Esumi and Fuji TV director Shin Hirano were married in 2003. That same year, she began appearing in Japanese government television and print advertisements encouraging the public to make their pension contributions, but started a small scandal in 2004 when it was reported that she was not making those same pension contributions herself. She stated that she thought she had been making the payments, and then corrected the issue by becoming current on her contributions. Esumi's image was removed from the ads at the direction of the Social Insurance Agency after the scandal broke.

Her eldest daughter was born in February 2005, and a second daughter was announced in July 2009 as due to be born in December. Esumi wrote a personal note about this announcement which her talent agency subsequently published on their site.
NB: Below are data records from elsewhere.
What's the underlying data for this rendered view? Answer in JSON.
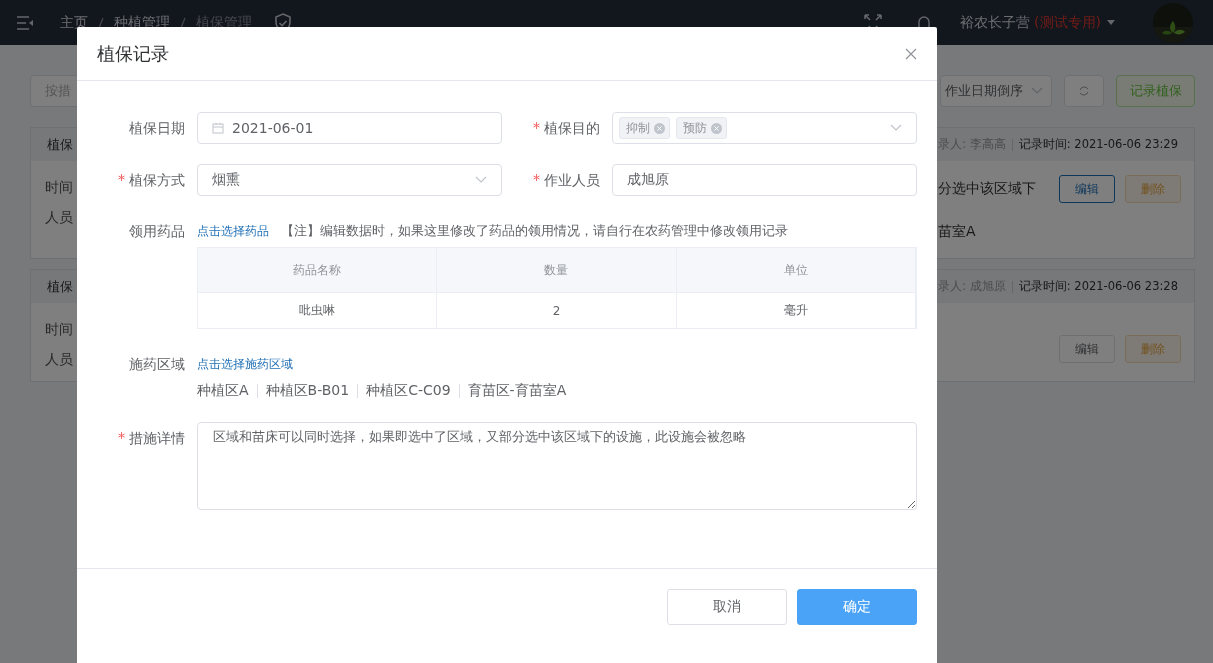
{
  "header": {
    "breadcrumbs": [
      "主页",
      "种植管理",
      "植保管理"
    ],
    "user": {
      "name": "裕农长子营",
      "tag": "(测试专用)"
    }
  },
  "toolbar": {
    "search_placeholder": "按措",
    "sort": "作业日期倒序",
    "add_button": "记录植保"
  },
  "records": [
    {
      "title": "植保",
      "labels": [
        "时间",
        "人员"
      ],
      "recorder": "录人: 李高高",
      "time": "记录时间: 2021-06-06 23:29",
      "details": [
        "分选中该区域下",
        "苗室A"
      ],
      "edit": {
        "label": "编辑",
        "selected": true
      },
      "delete": "删除"
    },
    {
      "title": "植保",
      "labels": [
        "时间",
        "人员"
      ],
      "recorder": "录人: 成旭原",
      "time": "记录时间: 2021-06-06 23:28",
      "edit": {
        "label": "编辑",
        "selected": false
      },
      "delete": "删除"
    }
  ],
  "dialog": {
    "title": "植保记录",
    "fields": [
      {
        "kind": "date",
        "label": "植保日期",
        "required": false,
        "value": "2021-06-01"
      },
      {
        "kind": "tags",
        "label": "植保目的",
        "required": true,
        "tags": [
          "抑制",
          "预防"
        ]
      },
      {
        "kind": "select",
        "label": "植保方式",
        "required": true,
        "value": "烟熏"
      },
      {
        "kind": "text",
        "label": "作业人员",
        "required": true,
        "value": "成旭原"
      }
    ],
    "medicine": {
      "label": "领用药品",
      "link": "点击选择药品",
      "note": "【注】编辑数据时，如果这里修改了药品的领用情况，请自行在农药管理中修改领用记录",
      "table": {
        "columns": [
          "药品名称",
          "数量",
          "单位"
        ],
        "rows": [
          [
            "吡虫啉",
            "2",
            "毫升"
          ]
        ]
      }
    },
    "area": {
      "label": "施药区域",
      "link": "点击选择施药区域",
      "areas": [
        "种植区A",
        "种植区B-B01",
        "种植区C-C09",
        "育苗区-育苗室A"
      ]
    },
    "details": {
      "label": "措施详情",
      "required": true,
      "value": "区域和苗床可以同时选择，如果即选中了区域，又部分选中该区域下的设施，此设施会被忽略"
    },
    "buttons": [
      {
        "kind": "secondary",
        "label": "取消"
      },
      {
        "kind": "primary",
        "label": "确定"
      }
    ]
  }
}
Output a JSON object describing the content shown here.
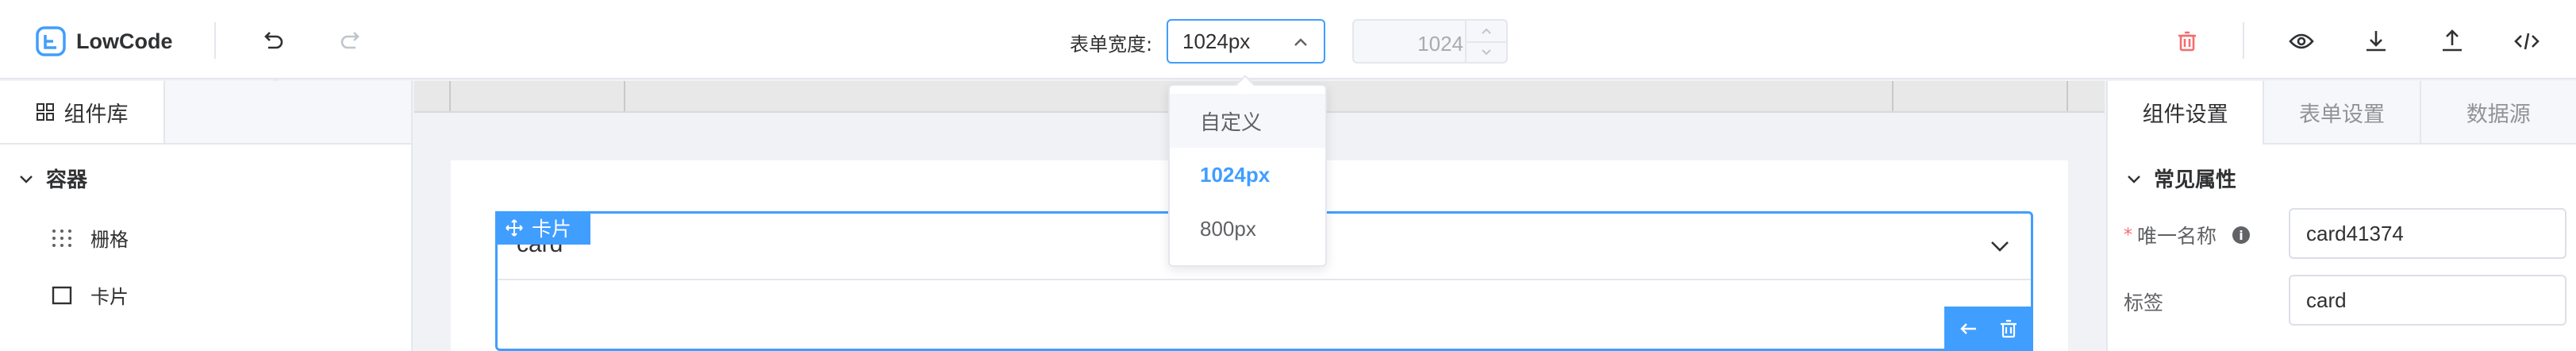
{
  "app": {
    "logo_text": "LowCode"
  },
  "toolbar": {
    "undo_tooltip": "撤销",
    "form_width_label": "表单宽度:",
    "form_width_value": "1024px",
    "custom_width_value": "1024",
    "width_options": [
      "自定义",
      "1024px",
      "800px"
    ]
  },
  "colors": {
    "accent": "#409eff",
    "danger": "#f56c6c"
  },
  "left_panel": {
    "tab_label": "组件库",
    "group_label": "容器",
    "items": [
      {
        "label": "栅格",
        "icon": "grid-dots-icon"
      },
      {
        "label": "卡片",
        "icon": "card-square-icon"
      }
    ]
  },
  "canvas": {
    "card_tag_label": "卡片",
    "card_title": "card"
  },
  "right_panel": {
    "tabs": [
      "组件设置",
      "表单设置",
      "数据源"
    ],
    "group_label": "常见属性",
    "fields": [
      {
        "label": "唯一名称",
        "value": "card41374",
        "required_mark": "*",
        "info": "i"
      },
      {
        "label": "标签",
        "value": "card"
      }
    ]
  }
}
In a 20 May 2007 article in the Asahi Shimbun, Esumi revealed that her younger brother had died at the age of 36 the previous May of complications due to cancer.

==Filmography==

===Films===
- Maborosi (Yumiko, 9 December 1995)
- Koi wa Maiorita. (Machiko, 17 May 1997)
- Dinosaur (voice of Neera, 19 May 2000)
- Pistol Opera (Miyuki Minazuki / Stray Cat / Killer No. 3, 27 October 2001)
- Inochi (Yu Miri, 14 September 2002)
- Tsuribaka Nisshi 15: Hama-chan ni Ashita wa nai!? (Kaori Hayakawa, 21 August 2004)
- Mushishi (Nui, 24 March 2006)
- Bolt (voice of Mittens, 1 August 2009)

Sources:

===Television drama===
- Kagayake Rintarō (Mamiko Tsunoda, TBS, 6 October to 24 December 1995)
- Garasu no Kakera-tachi (Natsume Tamura, TBS, 12 July to 20 September 1996)
- Konna Watashi ni Dare ga Shita (Yōko Ōmatsu, Fuji TV, 15 October to 17 December 1996)
- Tsuki no Kagayaku Yoru Dakara (Tokiko Satonaka (first starring role in a drama), Fuji TV, 1 July to 16 September 1997)
- Koi no Katamichi Kippu (Narumi and Harumi Minamizaki, NTV, 15 October to 17 December 1997)
- GTO (friendly nurse, KTV, 7 July to 22 September 1998)
- Shomuni (Chinatsu Tsuboi, Fuji TV, 15 April to 1 July 1998)
- Shomuni Special 1 (Chinatsu Tsuboi, Fuji TV, 7 October 1998)
- Over Time (Natsuki Kasahara, Fuji TV, 4 January to 22 March 1999)
- Dokushin Seikatsu (Kyōko Ōzawa, TBS, 9 July to 17 September 1999)
- Kon'ya wa Eigyōchū (Junko Sakiyama, NTV, 18 September 1999)
- Yo ni mo Kimyō na Monogatari "Mosaic" (female producer, Fuji TV, 27 September 1999)
- Shomuni New Year Special (Chinatsu Tsuboi, Fuji TV, 2 January 2000)
- Omoide Kakurenbo (sister of Tetsuya Watari, TV Asahi, 4 March 2000)
- Shomuni 2 (Chinatsu Tsuboi, Fuji TV, 12 April to 28 June 2000)
- Love Revolution (Kyōko Asaoka, Fuji TV, 9 April to 25 June 2001)
- Number One (Yoshie Miyake, TBS, 27 December 2001)
- Shomuni Final (Chinatsu Tsuboi, Fuji TV, 3 July to 18 September 2002)
- Marusa!! Tokyo Kokuzei Kyokusa Satsubu (Kaneko Tsuburaya, KTV, 8 April to 24 June 2003)
- Shomuni Forever (Chinatsu Tsuboi, Fuji TV, 1 January 2003)
- Ruten no Ōhi: Saigo no Kōtei (Yoshiko Kawashima, TV Asahi, 29–30 November 2003)
- Sore wa, Totsuzen, Arashi no yō ni... (Kozue Ogawa, TBS, 14 January to 17 March 2004)
- Otōto (Takiko Mizunoe, TV Asahi, 17–25 November 2004)
- Saturday Drama Machiben (Ryōko Amachi, NHK-G, 8 April to 13 May 2006)
- Triple Kitchen (Kiriko Imaizumi, TBS, 1 August 2006)
- Jigoku no Sata mo Yome Shidai (Makoto (Morifuku) Tachibana, TBS, 5 July to 13 September 2007)
- Shomuni 2013 (Chinatsu Tsuboi, Fuji TV, 10 July to 18 September 2013)

Sources:

==Books==
Esumi has released two artistic nude photo books: Esumi in October 1996 (ISBN 4947648406, Little More); and E-Mode in November 1999 (ISBN 4898150128, Little More). She has also published two works of literature: an autobiography titled Moeru Gomi (燃えるゴミ), published in December 1997 (ISBN 4048835149, Kadokawa Shoten) and reprinted in July 1999 (ISBN 4043488017, Kadokawa Shoten); and an essay titled Mō, Mayowanai Seikatsu (もう、迷わない生活), published in March 2006 (ISBN 4083330546, Shueisha).